Fifty years ago, the "First Things First" manifesto challenged designers to consider the place for ethics in professional practice. In visual communication, they carry another significant burden, which is to reposition businesses in social change capacities. The discussion of branding design as an essential social change agent proves the responsibility which exists among visual communicators, as research reveals a positive connection between ethical bottom lines and social benefit through organisations' adoption of social causes. Brand stories, mythologies and interactions are emblems of our fundamental desire to come together with others, to belong in cultural 'tribes', and–in spite of different socio-political climates–to talk to each other. This paper has defined brand design as a language of communication, and furthered the idea that such language unites consumers powerfully, for mutual benefit [6].

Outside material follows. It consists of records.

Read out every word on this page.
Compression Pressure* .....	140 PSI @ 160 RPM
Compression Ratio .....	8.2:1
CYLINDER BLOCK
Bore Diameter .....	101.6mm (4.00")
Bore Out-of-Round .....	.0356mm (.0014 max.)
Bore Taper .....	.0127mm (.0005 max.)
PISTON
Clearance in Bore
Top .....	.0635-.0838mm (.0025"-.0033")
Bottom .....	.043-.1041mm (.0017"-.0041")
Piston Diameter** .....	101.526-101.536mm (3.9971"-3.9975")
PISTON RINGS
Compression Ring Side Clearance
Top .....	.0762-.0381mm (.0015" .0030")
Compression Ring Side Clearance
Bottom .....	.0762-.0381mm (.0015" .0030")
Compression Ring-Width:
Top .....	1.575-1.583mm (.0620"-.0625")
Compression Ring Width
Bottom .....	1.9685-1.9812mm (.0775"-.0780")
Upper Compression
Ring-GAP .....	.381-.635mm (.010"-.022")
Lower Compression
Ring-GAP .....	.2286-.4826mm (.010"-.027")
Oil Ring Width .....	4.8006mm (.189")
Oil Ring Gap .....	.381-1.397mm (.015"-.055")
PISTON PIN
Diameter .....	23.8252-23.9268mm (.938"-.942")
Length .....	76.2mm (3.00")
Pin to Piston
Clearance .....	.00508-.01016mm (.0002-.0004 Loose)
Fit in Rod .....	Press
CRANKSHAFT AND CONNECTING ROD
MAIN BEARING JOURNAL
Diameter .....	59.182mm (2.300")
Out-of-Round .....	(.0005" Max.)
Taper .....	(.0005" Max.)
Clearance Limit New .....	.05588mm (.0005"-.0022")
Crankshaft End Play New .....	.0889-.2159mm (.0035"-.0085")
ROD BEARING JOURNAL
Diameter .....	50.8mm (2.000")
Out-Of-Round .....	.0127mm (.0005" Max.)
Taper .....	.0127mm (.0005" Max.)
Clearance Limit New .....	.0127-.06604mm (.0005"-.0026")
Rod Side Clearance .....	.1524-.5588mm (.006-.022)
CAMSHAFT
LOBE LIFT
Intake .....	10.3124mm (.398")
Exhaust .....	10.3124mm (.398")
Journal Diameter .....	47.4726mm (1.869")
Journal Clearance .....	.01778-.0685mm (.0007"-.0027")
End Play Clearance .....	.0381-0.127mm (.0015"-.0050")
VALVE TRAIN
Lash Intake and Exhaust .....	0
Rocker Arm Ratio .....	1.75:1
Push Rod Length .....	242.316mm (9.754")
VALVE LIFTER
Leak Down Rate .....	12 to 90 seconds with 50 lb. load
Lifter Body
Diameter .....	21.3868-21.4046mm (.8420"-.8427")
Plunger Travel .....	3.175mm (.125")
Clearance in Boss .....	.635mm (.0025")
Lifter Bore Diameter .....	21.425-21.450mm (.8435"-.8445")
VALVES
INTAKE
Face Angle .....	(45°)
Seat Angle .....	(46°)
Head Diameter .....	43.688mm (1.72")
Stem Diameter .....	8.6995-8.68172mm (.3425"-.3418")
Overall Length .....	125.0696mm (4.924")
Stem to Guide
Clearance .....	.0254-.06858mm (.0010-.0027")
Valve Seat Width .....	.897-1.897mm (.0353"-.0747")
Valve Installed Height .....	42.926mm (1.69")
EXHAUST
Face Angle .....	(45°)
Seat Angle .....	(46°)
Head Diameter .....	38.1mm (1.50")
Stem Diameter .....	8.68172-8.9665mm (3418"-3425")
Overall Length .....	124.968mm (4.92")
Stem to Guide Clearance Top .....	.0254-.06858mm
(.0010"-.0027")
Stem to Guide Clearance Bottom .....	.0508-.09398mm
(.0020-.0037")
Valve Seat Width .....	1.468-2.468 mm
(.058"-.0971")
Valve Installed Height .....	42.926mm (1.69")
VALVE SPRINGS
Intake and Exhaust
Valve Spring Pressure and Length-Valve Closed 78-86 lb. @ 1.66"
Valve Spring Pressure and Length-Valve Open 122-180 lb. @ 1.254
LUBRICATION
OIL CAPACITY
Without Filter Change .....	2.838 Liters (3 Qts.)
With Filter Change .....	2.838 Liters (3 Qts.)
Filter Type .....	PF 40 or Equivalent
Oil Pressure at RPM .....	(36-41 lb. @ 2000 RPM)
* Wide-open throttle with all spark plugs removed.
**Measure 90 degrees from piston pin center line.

In the years ahead, the late Wally Olins is convinced about the vast branding opportunities for businesses and institutions, though this poses the question whether visual communicators, designers, advertising professionals, photographers, and etc. fully understand the impact of their work that appeal consumers to spend money for personal or emotional satisfaction, with the movement of cultural goods transcending geographical and ethnic barriers [17], while simultaneously telling brand stories imbued with a sense of community and social belonging. This triple duty underscores expectations of designers taking up the role as social change arbiters in the branding process. It is encouraging that with appropriate mediums, visual communicators are capable to deliver social benefits. Businesses and brands that are honest and responsible attain cultural influence [13,12], as such, the arguments and case study in this paper has proved that Ken Garland's pragmatic principles are visibly advocated in the cause of branding for social purposes today. Through design, new forms of consumer aestheticism emerge by taking advantage of society's willingness to embrace a broad scope of social values and in developing more educated, inclusive and responsible consumption environments.